LKB1 is among the most frequently altered tumor suppressors in lung adenocarcinoma. Inactivation of Lkb1 accelerates the growth and progression of oncogenic KRAS-driven lung tumors in mouse models. However, the molecular mechanisms by which LKB1 constrains lung tumorigenesis and whether the cancer state that stems from Lkb1 deficiency can be reverted remains unknown. To identify the processes governed by LKB1 in vivo, we generated an allele which enables Lkb1 inactivation at tumor initiation and subsequent Lkb1 restoration in established tumors. Restoration of Lkb1 in oncogenic KRAS-driven lung tumors suppressed proliferation and led to tumor stasis. Lkb1 restoration activated targets of C/EBP transcription factors and drove neoplastic cells from a progenitor-like state to a less proliferative alveolar type II cell-like state. We show that C/EBP transcription factors govern a subset of genes that are induced by LKB1 and depend upon NKX2-1. We also demonstrate that a defining factor of the alveolar type II lineage, C/EBPα, constrains oncogenic KRAS-driven lung tumor growth in vivo. Thus, this key tumor suppressor regulates lineage-specific transcription factors, thereby constraining lung tumor development through enforced differentiation.

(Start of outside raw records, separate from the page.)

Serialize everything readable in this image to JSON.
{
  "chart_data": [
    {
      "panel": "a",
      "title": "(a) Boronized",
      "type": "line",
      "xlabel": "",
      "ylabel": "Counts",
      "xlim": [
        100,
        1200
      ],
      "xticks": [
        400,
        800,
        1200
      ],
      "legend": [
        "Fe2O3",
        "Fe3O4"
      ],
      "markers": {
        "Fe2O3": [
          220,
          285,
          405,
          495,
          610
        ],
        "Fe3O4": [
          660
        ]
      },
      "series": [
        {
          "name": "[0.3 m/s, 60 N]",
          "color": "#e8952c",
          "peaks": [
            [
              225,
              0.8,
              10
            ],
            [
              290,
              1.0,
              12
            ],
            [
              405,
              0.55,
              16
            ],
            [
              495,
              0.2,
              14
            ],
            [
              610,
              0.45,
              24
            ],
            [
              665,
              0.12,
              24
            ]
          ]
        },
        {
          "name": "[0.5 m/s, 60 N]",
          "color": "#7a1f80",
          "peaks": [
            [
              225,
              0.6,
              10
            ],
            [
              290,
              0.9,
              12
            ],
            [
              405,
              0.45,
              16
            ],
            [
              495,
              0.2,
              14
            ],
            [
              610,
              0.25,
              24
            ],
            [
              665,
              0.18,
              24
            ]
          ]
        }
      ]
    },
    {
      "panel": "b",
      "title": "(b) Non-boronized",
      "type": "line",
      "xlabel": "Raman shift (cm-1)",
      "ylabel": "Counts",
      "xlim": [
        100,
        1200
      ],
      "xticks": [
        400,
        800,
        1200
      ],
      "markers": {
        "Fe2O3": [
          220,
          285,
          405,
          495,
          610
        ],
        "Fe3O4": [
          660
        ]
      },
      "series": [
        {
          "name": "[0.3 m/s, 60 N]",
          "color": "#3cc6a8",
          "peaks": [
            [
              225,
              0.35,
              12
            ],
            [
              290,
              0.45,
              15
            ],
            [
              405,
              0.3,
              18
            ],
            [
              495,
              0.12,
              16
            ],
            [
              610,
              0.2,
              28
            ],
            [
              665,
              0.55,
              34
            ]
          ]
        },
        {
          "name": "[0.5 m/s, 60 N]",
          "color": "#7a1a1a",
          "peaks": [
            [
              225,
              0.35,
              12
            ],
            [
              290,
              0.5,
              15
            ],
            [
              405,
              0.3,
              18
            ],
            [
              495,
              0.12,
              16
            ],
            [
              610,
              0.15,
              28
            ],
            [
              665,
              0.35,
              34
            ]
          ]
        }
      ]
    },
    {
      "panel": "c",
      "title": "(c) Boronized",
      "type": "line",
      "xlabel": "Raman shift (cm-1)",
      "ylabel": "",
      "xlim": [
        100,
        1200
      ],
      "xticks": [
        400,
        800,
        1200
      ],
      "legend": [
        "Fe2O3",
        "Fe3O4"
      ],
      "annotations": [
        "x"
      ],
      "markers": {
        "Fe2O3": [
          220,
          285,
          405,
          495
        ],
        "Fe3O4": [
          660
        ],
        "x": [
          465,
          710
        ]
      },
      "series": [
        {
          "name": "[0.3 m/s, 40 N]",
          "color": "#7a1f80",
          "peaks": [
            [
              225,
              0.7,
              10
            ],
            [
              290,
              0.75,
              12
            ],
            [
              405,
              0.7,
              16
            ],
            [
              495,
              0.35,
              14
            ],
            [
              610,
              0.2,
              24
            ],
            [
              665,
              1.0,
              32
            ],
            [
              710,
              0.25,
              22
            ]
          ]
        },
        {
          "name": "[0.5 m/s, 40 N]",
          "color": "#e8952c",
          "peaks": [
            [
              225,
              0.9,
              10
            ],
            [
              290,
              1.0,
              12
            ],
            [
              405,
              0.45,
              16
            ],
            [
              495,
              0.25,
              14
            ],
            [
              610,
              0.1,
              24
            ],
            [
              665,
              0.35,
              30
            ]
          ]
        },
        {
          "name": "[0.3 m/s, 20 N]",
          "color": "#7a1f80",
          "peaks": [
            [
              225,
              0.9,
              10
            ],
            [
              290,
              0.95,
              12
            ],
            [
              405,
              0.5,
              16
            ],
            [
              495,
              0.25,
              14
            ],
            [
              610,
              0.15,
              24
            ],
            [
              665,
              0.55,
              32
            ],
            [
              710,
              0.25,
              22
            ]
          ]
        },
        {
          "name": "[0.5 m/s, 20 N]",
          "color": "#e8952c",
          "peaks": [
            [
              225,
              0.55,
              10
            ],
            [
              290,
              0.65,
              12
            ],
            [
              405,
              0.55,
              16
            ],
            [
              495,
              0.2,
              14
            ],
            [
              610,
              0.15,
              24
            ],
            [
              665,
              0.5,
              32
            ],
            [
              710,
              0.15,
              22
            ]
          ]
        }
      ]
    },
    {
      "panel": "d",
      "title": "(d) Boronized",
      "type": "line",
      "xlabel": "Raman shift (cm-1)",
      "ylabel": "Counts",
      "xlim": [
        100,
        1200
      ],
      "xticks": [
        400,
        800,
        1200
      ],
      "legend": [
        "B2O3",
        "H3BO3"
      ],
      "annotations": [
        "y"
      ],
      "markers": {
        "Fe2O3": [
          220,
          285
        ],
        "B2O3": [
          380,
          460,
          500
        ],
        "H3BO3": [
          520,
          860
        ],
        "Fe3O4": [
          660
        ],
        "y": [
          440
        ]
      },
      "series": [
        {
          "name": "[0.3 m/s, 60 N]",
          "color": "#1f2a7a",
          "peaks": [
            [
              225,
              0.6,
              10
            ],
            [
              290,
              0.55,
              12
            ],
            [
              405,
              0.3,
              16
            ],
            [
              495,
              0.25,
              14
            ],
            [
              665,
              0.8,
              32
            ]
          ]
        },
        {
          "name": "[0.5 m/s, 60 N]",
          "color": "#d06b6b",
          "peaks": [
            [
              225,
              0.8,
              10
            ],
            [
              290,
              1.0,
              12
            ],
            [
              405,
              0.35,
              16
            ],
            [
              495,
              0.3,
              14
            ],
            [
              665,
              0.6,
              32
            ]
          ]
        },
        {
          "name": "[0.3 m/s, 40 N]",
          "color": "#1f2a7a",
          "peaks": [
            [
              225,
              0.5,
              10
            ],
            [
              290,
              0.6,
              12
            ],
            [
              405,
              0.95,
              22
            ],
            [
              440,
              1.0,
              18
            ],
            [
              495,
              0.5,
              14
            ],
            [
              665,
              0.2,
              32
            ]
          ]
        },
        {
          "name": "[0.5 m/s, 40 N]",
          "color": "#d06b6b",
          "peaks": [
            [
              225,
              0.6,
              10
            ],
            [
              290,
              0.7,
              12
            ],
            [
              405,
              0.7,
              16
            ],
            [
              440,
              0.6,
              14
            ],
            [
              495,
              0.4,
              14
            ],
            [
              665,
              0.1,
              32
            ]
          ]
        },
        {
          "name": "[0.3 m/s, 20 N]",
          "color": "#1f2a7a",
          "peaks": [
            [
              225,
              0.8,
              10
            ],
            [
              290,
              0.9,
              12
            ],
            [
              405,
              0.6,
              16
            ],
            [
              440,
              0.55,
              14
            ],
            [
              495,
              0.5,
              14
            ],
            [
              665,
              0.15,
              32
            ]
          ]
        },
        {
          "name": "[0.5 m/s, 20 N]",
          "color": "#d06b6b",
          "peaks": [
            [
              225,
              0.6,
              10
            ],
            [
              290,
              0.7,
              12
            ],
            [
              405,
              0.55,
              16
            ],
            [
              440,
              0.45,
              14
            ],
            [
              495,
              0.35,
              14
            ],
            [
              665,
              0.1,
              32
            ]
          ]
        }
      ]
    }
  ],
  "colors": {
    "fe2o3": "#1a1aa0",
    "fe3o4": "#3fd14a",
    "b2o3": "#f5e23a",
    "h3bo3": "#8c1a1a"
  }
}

LKB1 是肺腺癌中最常发生改变的肿瘤抑制因子之一。Lkb1 的失活会加速致癌 KRAS 驱动的肺肿瘤在小鼠模型中的生长和进展。然而,LKB1 限制肺肿瘤发生的分子机制以及是否可以逆转源自 LKB1 缺失的癌症状态仍然未知。为了鉴定 LKB1 在体内控制的过程,我们生成了一个等位基因,该等位基因可在肿瘤起始时使 Lkb1 失活,并随后在已建立的肿瘤中恢复 Lkb1。在致癌 KRAS 驱动的肺肿瘤中恢复 Lkb1 会抑制增殖,并导致肿瘤停滞。Lkb1 的恢复会激活 C/EBP 转录因子的靶标,并使肿瘤细胞从祖细胞样状态转变为增殖性较低的肺泡 II 型细胞样状态。我们表明,C/EBP 转录因子控制一组由 LKB1 诱导且依赖 NKX2-1 的基因。我们还证明了肺泡 II 型谱系的一个定义因素,C/EBPα,在体内限制了致癌 KRAS 驱动的肺肿瘤生长。因此,这个关键的肿瘤抑制因子调节谱系特异性转录因子,从而通过强制分化来限制肺肿瘤的发展。